Ron T. Gansevoort, Kunihiro Matsushita, Marije van der Velde … (2011)

Both a low estimated glomerular filtration rate (eGFR) and albuminuria are known risk factors for end-stage renal disease (ESRD). To determine their joint contribution to ESRD and other kidney outcomes, we performed a meta-analysis of nine general population cohorts with 845,125 participants and an additional eight cohorts with 173,892 patients, the latter selected because of their high risk for chronic kidney disease (CKD). In the general population, the risk for ESRD was unrelated to eGFR at values between 75 and 105 ml/min per 1.73 m(2) but increased exponentially at lower levels. Hazard ratios for eGFRs averaging 60, 45, and 15 were 4, 29, and 454, respectively, compared with an eGFR of 95, after adjustment for albuminuria and cardiovascular risk factors.
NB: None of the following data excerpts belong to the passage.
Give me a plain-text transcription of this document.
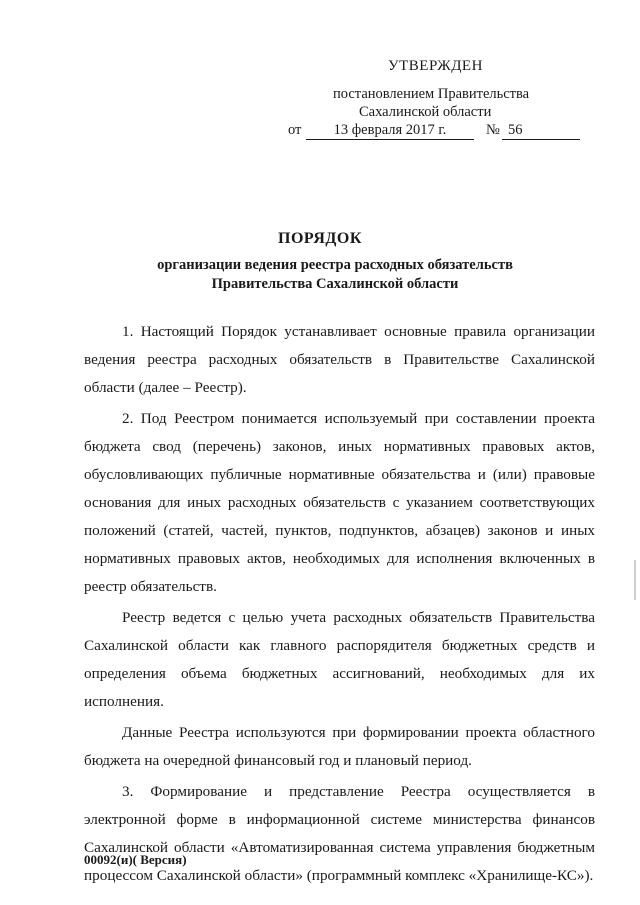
УТВЕРЖДЕН
постановлением Правительства
Сахалинской области
от	13 февраля 2017 г.	№ 56
ПОРЯДОК
организации ведения реестра расходных обязательств Правительства Сахалинской области

1. Настоящий Порядок устанавливает основные правила организации ведения реестра расходных обязательств в Правительстве Сахалинской области (далее – Реестр).

2. Под Реестром понимается используемый при составлении проекта бюджета свод (перечень) законов, иных нормативных правовых актов, обусловливающих публичные нормативные обязательства и (или) правовые основания для иных расходных обязательств с указанием соответствующих положений (статей, частей, пунктов, подпунктов, абзацев) законов и иных нормативных правовых актов, необходимых для исполнения включенных в реестр обязательств.

Реестр ведется с целью учета расходных обязательств Правительства Сахалинской области как главного распорядителя бюджетных средств и определения объема бюджетных ассигнований, необходимых для их исполнения.

Данные Реестра используются при формировании проекта областного бюджета на очередной финансовый год и плановый период.

3. Формирование и представление Реестра осуществляется в электронной форме в информационной системе министерства финансов Сахалинской области «Автоматизированная система управления бюджетным процессом Сахалинской области» (программный комплекс «Хранилище-КС»).

00092(и)( Версия)
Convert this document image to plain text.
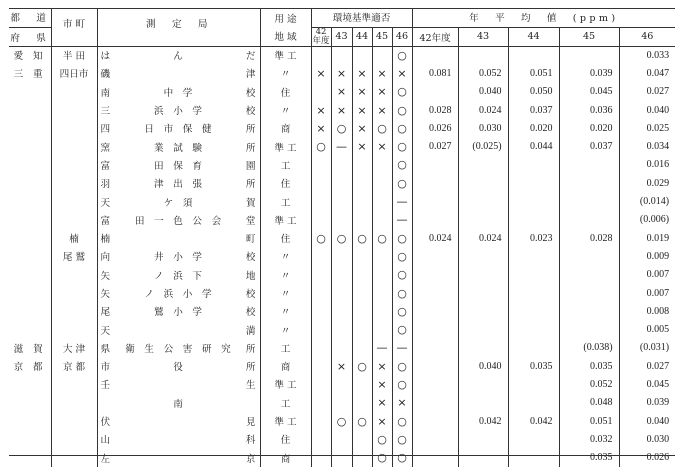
都　道	市 町	測　定　局	用 途	環境基準適否					年　平　均　値　(ppm)				
府　県			地 域	42年度	43	44	45	46	42年度	43	44	45	46
愛 知	半 田	は ん だ	準 工					○					0.033
三 重	四日市	磯 津	〃	×	×	×	×	×	0.081	0.052	0.051	0.039	0.047

		南 中　学 校	住		×	×	×	○		0.040	0.050	0.045	0.027

		三 浜　小　学 校	〃	×	×	×	×	○	0.028	0.024	0.037	0.036	0.040

		四 日　市　保　健 所	商	×	○	×	○	○	0.026	0.030	0.020	0.020	0.025

		窯 業　試　験 所	準 工	○	—	×	×	○	0.027	(0.025)	0.044	0.037	0.034

		富 田　保　育 園	工					○					0.016

		羽 津　出　張 所	住					○					0.029

		天 ケ　須 賀	工					—					(0.014)

		富 田　一　色　公　会 堂	準 工					—					(0.006)
	楠	楠 町	住	○	○	○	○	○	0.024	0.024	0.023	0.028	0.019
	尾 鷲	向 井　小　学 校	〃					○					0.009

		矢 ノ　浜　下 地	〃					○					0.007

		矢 ノ　浜　小　学 校	〃					○					0.007

		尾 鷲　小　学 校	〃					○					0.008

		天 満	〃					○					0.005
滋 賀	大 津	県 衛　生　公　害　研　究 所	工				—	—				(0.038)	(0.031)
京 都	京 都	市 役 所	商		×	○	×	○		0.040	0.035	0.035	0.027

		壬 生	準 工				×	○				0.052	0.045

		南	工				×	×				0.048	0.039

		伏 見	準 工		○	○	×	○		0.042	0.042	0.051	0.040

		山 科	住				○	○				0.032	0.030

		左 京	商				○	○				0.035	0.026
Log albuminuria was linearly associated with log ESRD risk without thresholds. Adjusted hazard ratios at albumin-to-creatinine ratios of 30, 300, and 1000 mg/g were 5, 13, and 28, respectively, compared with an albumin-to-creatinine ratio of 5. Albuminuria and eGFR were associated with ESRD, without evidence for multiplicative interaction. Similar associations were found for acute kidney injury and progressive CKD. In high-risk cohorts, the findings were generally comparable. Thus, lower eGFR and higher albuminuria are risk factors for ESRD, acute kidney injury and progressive CKD in both general and high-risk populations, independent of each other and of cardiovascular risk factors.